Steinbrück: Neue große Koalition wäre kein Unglück
Berlin Bundesfinanzminister Peer Steinbrück (SPD) hat eine Neuauflage der großen Koalition nach der Wahl als «kein Unglück» bezeichnet und damit Entrüstung bei der Opposition ausgelöst.
Zwischen Union und SPD gebe es «mehr denn je» Gemeinsamkeiten, sagte Steinbrück laut «stern.de» bei einer Diskussion des Verlags Gruner + Jahr in Hamburg. «Ich erachte die Risiken für die SPD in der Opposition für viel größer - auch durch einen Überbietungswettbewerb durch die Linkspartei.»
Der SPD-Vize sagte, er rechne damit , dass die FDP nach dem 27. September eine Ampel-Koalition aus SPD, FDP und Grünen im Bund ausschließen wird. Also gehe es für die SPD darum, Schwarz-Gelb zu verhindern und sich in der jetzigen Koalition «wiederzufinden».
Später ruderte der Finanzminister zurück. Die SPD kämpfe dafür, Schwarz-Gelb zu verhindern, betonte er in Berlin: «Wir suchen nicht die große Koalition, schließen sie aber nicht aus.» Falls es für Rot- Grün am 27. September nicht reiche, sei die Ampel eine Option. Dabei komme es auch auf die FDP an.
Auch SPD-Kanzlerkandidat Frank-Walter Steinmeier sprach sich für eine Ampelkoalition aus SPD, Grünen und FDP aus. «Ich wünsche es mir», sagte er der «Frankfurter Rundschau» (Mittwoch). Er wisse zwar, dass FDP-Chef Guido Westerwelle ein Bündnis mit der Union bevorzuge. «Soll er doch», sagte Steinmeier. Westerwelle übersehe nur, dass es keine Mehrheit für Schwarz-Gelb geben werde.
Die Opposition zeigte sich empört über Steinbrücks Äußerungen. Grünen-Spitzenkandidatin Renate Künast sah darin eine «politische Bankrotterklärung». «Finanzminister Steinbrück hat sich offenbar auf der Couch von Angela Merkel häuslich eingerichtet.» Wer mit SPD-Kanzlerkandidat Steinmeier liebäugele, dem drohe am Ende Merkel.
Der Vizechef der Linken, Klaus Ernst , hält Steinbrücks Äußerungen für eine «Aufgabe-Erklärung». «Die SPD hat es mit ihrer hirnlosen Frontstellung nach Links in den letzten vier Jahren versäumt, eine eigene Machtalternative aufzubauen», kritisierte er. «Steinmeier und Steinbrück wollen die SPD in der Gefangenschaft einer großen Koalition halten.» Der Geschäftsführer der Linksfraktion, Ulrich Maurer, sprach von einem Offenbarungseid. «Wenn Peer Steinbrück sich in der großen Koalition wiederfinden möchte (...), verabschiedet sich die SPD endgültig von ihrer Stammwählerschaft.»

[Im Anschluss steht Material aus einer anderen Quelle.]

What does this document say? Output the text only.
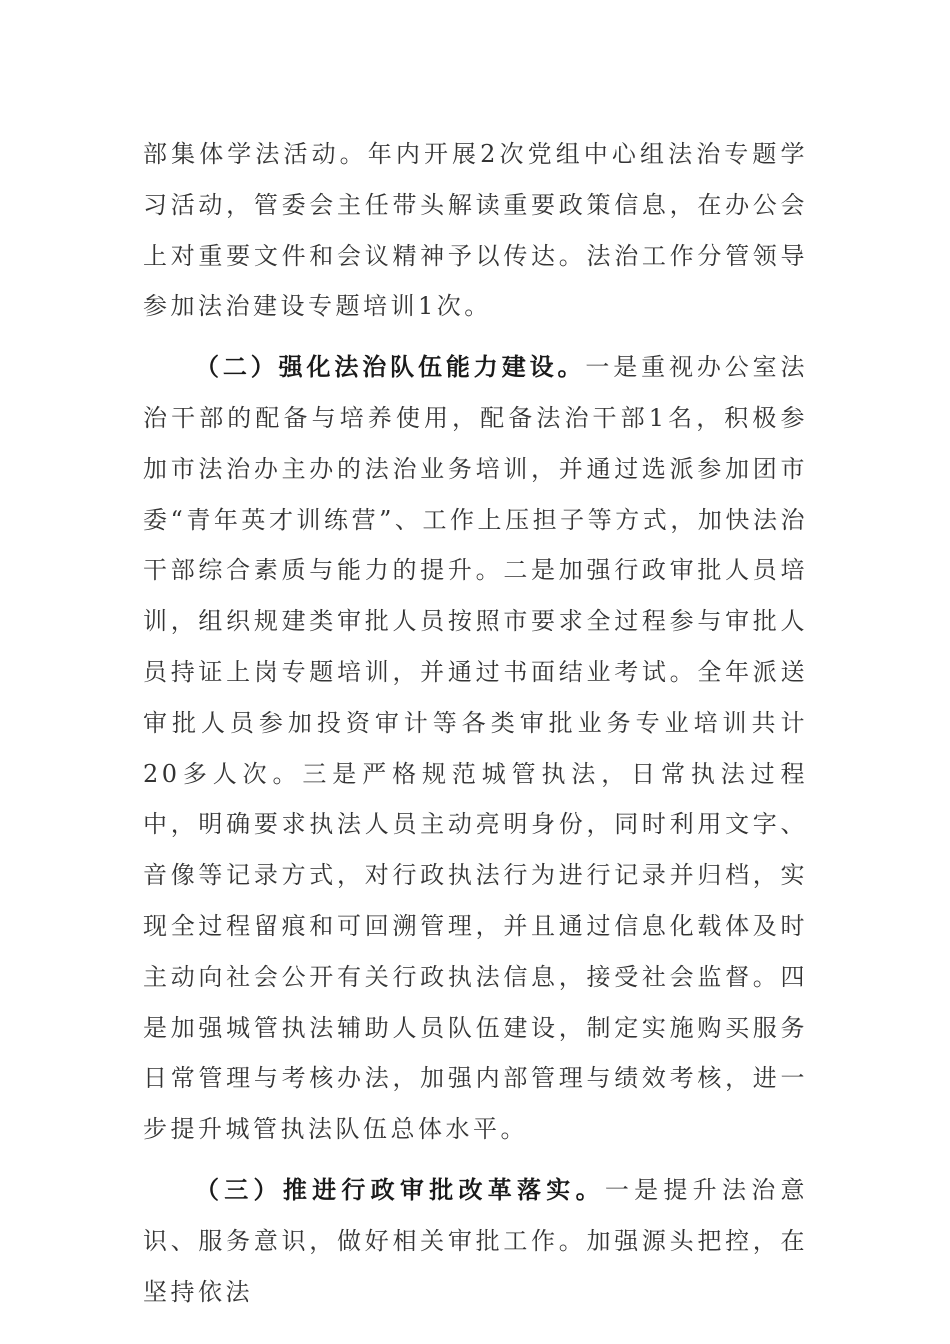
部集体学法活动。年内开展2次党组中心组法治专题学习活动，管委会主任带头解读重要政策信息，在办公会上对重要文件和会议精神予以传达。法治工作分管领导参加法治建设专题培训1次。

（二）强化法治队伍能力建设。一是重视办公室法治干部的配备与培养使用，配备法治干部1名，积极参加市法治办主办的法治业务培训，并通过选派参加团市委“青年英才训练营”、工作上压担子等方式，加快法治干部综合素质与能力的提升。二是加强行政审批人员培训，组织规建类审批人员按照市要求全过程参与审批人员持证上岗专题培训，并通过书面结业考试。全年派送审批人员参加投资审计等各类审批业务专业培训共计20多人次。三是严格规范城管执法，日常执法过程中，明确要求执法人员主动亮明身份，同时利用文字、音像等记录方式，对行政执法行为进行记录并归档，实现全过程留痕和可回溯管理，并且通过信息化载体及时主动向社会公开有关行政执法信息，接受社会监督。四是加强城管执法辅助人员队伍建设，制定实施购买服务日常管理与考核办法，加强内部管理与绩效考核，进一步提升城管执法队伍总体水平。

（三）推进行政审批改革落实。一是提升法治意识、服务意识，做好相关审批工作。加强源头把控，在坚持依法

Die FDP reagierte ebenfalls verwundert. «Die SPD gibt jetzt offiziell den Anspruch auf, stärkste Partei zu werden und den Kanzler zu stellen, kann sich hinter dieser Deckung aber auch auf Rot-Rot- Grün einrichten», teilte FDP-Generalsekretär Dirk Niebel mit. «Die SPD setzt auf Platz, nicht auf Sieg. Sie hat sich mit der Juniorrolle unter Angela Merkel bequem eingerichtet.»
Kanzlerin Angela Merkel (CDU) warnte angesichts knapper Umfragewerte vor «Experimenten» in der Krise. Auf einer Wahlkampftour im «Rheingold Express» wies sie auf die Gefahr unsicherer Mehrheiten und die Möglichkeit einer rot-rot-grünen Koalition im Laufe der nächsten Wahlperiode hin. «Wir können uns keine Experimente erlauben.» Merkel verwies auf Thüringen und das Saarland, wo unter anderem über Bündnisse aus SPD, Linken und Grünen beraten wird.
Die CSU will im Fall einer schwarz-gelben Bundesregierung nach dem Willen von Parteichef Horst Seehofer einen zu starken FDP-Einfluss verhindern. «Die CSU und ich persönlich haben klipp und klar erklärt, dass es keine neoliberalen Reformen im Arbeits- und Sozialbereich geben wird», sagte der bayerische Ministerpräsident der «Sächsischen Zeitung» (Dienstag).